Domingo é um dia triste aqui no cantinho de Parnaíba que habito. Está tudo fechado, salvo a geladaria da esquina; mas o tempo está de chuva e nem ela atrai muita gente.
B. aguentou valentemente a bátega de ontem. Agora é preciso cobri-lo de plástico, para não entrar água e deixar a madeira secar.
E da pousada pode-se dizer o mesmo. Quando cheguei, sapatos encharcados de terem vindo a chapinhar em tudo quanto era poça de água (na verdade era só uma, ao longo dos cem metros de caminho) e toquei à campainha apanhei um choque.
Hoje acordei sem luz, devido a um curto circuito. Vi os electricistas reparar a instalação e perguntei-me como é que não houve um incêndio, com os fios descarnados a passar ao longo das traves da madeira que sustentam o telhado. Aquilo devia estar completamente encharcado, felizmente.

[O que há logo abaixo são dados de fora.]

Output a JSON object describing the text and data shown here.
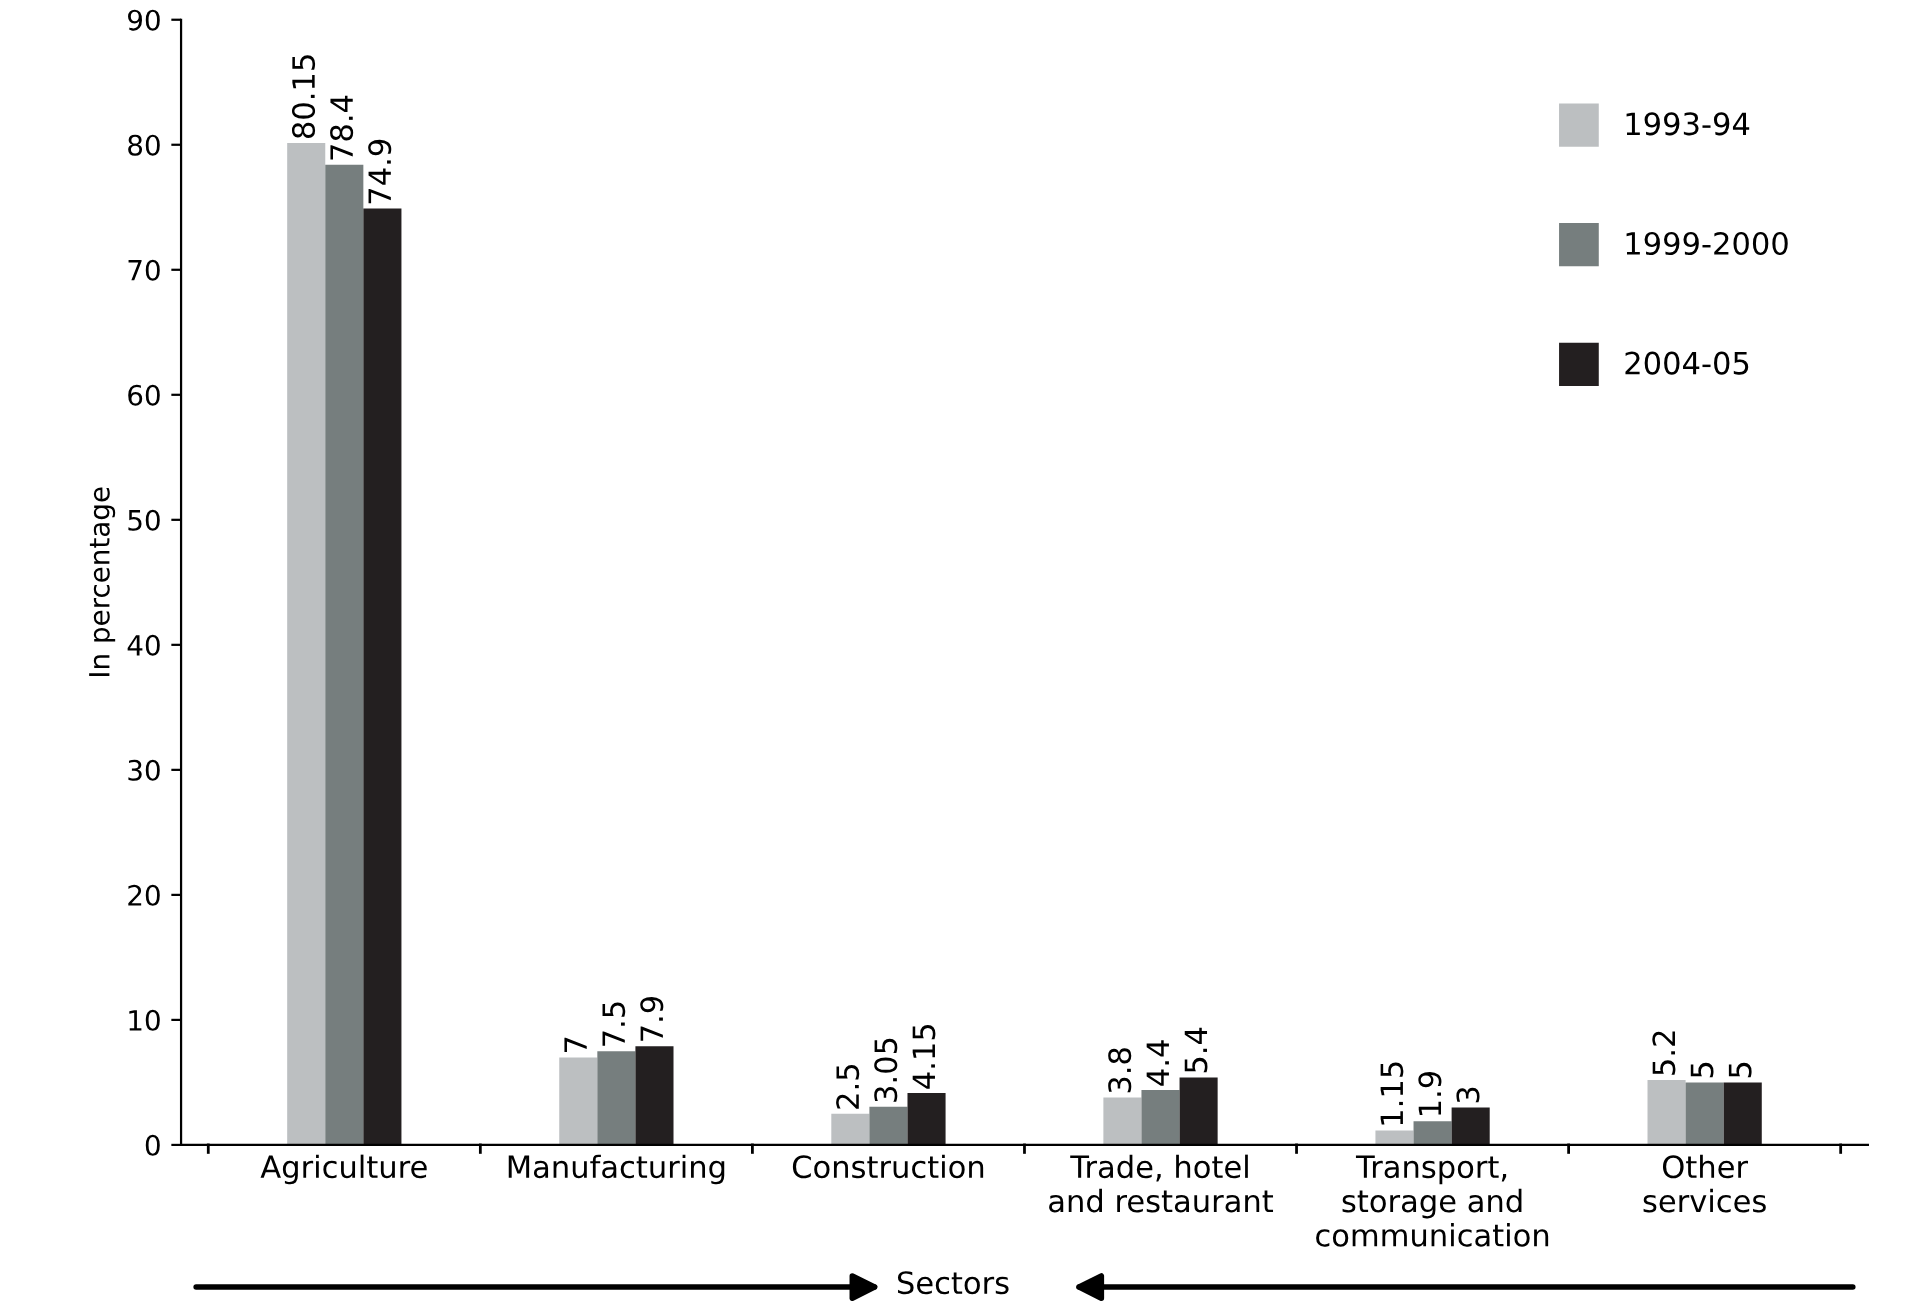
{
  "chart_data": {
    "type": "bar",
    "xlabel": "Sectors",
    "ylabel": "In percentage",
    "categories": [
      "Agriculture",
      "Manufacturing",
      "Construction",
      "Trade, hotel\nand restaurant",
      "Transport,\nstorage and\ncommunication",
      "Other\nservices"
    ],
    "series": [
      {
        "name": "1993-94",
        "color": "#bcbfc1",
        "values": [
          80.15,
          7,
          2.5,
          3.8,
          1.15,
          5.2
        ]
      },
      {
        "name": "1999-2000",
        "color": "#767e7e",
        "values": [
          78.4,
          7.5,
          3.05,
          4.4,
          1.9,
          5
        ]
      },
      {
        "name": "2004-05",
        "color": "#231f20",
        "values": [
          74.9,
          7.9,
          4.15,
          5.4,
          3,
          5
        ]
      }
    ],
    "ylim": [
      0,
      90
    ],
    "yticks": [
      0,
      10,
      20,
      30,
      40,
      50,
      60,
      70,
      80,
      90
    ],
    "grid": false,
    "legend": "top right",
    "data_labels": true
  }
}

Raimundo convidou-me para almoçar, e eu aceitei, naturalmente. Fui com um misto de curiosidade e temor - não sou muito bom a inventar conversa, e pensava que ia comer um horror. Ambos infundados, os receios, como quase sempre. O peixe (tilápia) não era grande coisa - nada a ver por exemplo com as tilápias do lago Tanganika com as quais tantas vezes me deliciei. Eram de piscicultura e tinham um ligeiro sabor a lama. Mas era ligeiro, e o molho estava delicioso.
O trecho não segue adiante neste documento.